Finding the allegations sufficiently pleaded, the Court also found the inpatient certification material to the government’s payment decision. Inpatient admission requires a formal order from a physician with knowledge about the patient’s hospital course, medical plan of care and current condition. Medicare relies on the certification when paying for the more highly reimbursed inpatient stays—and would not pay for them if it knew the patient’s condition did not support an admission. Thus, the Medicare program’s reliance on the false or fraudulent certification in making payments was certainly material.
The Court, therefore, reversed the district court’s dismissal of the plaintiff’s FCA complaint and explicitly held that a plaintiff need not plead an objective falsehood to state a FCA claim and that a false certification of medical necessity can be material.

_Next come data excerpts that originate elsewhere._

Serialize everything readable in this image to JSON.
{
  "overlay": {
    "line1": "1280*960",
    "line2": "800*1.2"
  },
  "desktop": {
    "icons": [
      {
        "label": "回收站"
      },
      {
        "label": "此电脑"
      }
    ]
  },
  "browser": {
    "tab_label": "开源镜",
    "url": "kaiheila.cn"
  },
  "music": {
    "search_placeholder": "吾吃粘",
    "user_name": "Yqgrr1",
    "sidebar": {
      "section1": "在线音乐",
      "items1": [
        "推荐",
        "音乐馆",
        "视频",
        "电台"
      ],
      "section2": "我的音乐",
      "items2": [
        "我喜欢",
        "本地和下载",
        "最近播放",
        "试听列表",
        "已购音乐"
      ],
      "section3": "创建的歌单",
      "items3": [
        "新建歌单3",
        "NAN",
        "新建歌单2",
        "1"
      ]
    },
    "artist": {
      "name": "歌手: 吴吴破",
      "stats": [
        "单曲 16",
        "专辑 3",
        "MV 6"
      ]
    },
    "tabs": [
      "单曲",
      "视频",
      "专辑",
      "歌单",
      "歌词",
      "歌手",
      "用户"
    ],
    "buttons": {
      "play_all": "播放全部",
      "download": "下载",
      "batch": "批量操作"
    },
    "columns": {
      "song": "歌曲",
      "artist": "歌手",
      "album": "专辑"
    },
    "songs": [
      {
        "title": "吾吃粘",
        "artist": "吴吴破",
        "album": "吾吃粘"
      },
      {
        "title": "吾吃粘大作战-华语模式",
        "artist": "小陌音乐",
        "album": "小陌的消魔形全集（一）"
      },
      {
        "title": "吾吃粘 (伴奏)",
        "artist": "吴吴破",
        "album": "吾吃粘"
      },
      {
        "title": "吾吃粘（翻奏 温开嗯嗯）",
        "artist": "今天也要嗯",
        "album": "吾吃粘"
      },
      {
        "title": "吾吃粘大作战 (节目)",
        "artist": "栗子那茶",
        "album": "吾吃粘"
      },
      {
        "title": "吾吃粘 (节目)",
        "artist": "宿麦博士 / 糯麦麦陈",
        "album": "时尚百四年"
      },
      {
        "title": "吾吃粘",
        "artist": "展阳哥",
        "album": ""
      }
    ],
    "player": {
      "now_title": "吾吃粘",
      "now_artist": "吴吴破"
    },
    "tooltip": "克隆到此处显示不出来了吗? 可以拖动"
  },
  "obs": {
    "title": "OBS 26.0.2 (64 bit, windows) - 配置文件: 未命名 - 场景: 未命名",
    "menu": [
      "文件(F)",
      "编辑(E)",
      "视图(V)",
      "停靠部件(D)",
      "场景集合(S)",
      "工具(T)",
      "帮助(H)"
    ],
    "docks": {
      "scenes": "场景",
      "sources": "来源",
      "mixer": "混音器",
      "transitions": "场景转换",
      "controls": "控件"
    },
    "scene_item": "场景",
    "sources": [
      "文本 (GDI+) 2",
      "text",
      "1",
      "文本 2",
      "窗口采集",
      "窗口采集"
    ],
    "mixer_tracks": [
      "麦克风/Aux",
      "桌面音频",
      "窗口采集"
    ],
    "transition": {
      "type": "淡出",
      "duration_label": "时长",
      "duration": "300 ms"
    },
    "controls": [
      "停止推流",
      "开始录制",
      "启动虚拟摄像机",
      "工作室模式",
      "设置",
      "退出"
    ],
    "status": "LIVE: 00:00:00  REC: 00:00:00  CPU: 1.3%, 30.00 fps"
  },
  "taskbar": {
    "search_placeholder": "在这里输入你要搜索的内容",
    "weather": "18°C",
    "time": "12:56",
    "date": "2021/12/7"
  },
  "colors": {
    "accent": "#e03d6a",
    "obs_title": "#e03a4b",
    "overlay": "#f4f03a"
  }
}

The Ninth Circuit’s rejection of an objective falsity standard raises serious considerations for FCA defendants. While the whistleblower here may have had sufficient information to support her implicit falsity case, it seemingly opens the door for other whistleblowers to bring complaints that contain vague and speculative allegations based on disagreements in clinical judgment—thereby subjecting defendants to prolonged litigation. Additionally, it may also increase the likelihood that some actions could slide into the ‘battle of the experts’ trap during summary judgment. Rather than relying on strong, objective standards, both sides could find themselves facing opposing expert opinions on the subjective falsity—increasing the likelihood that cases will be forced to trial.
Health care providers should consult closely with their counsel—including addressing issues proactively with their regulatory compliance counsel. Often, the best antidote to vague or unsupported allegations will be well documented medical records and decision making. Sometimes that documentation may successfully, and objectively, counter a whistleblower’s claims.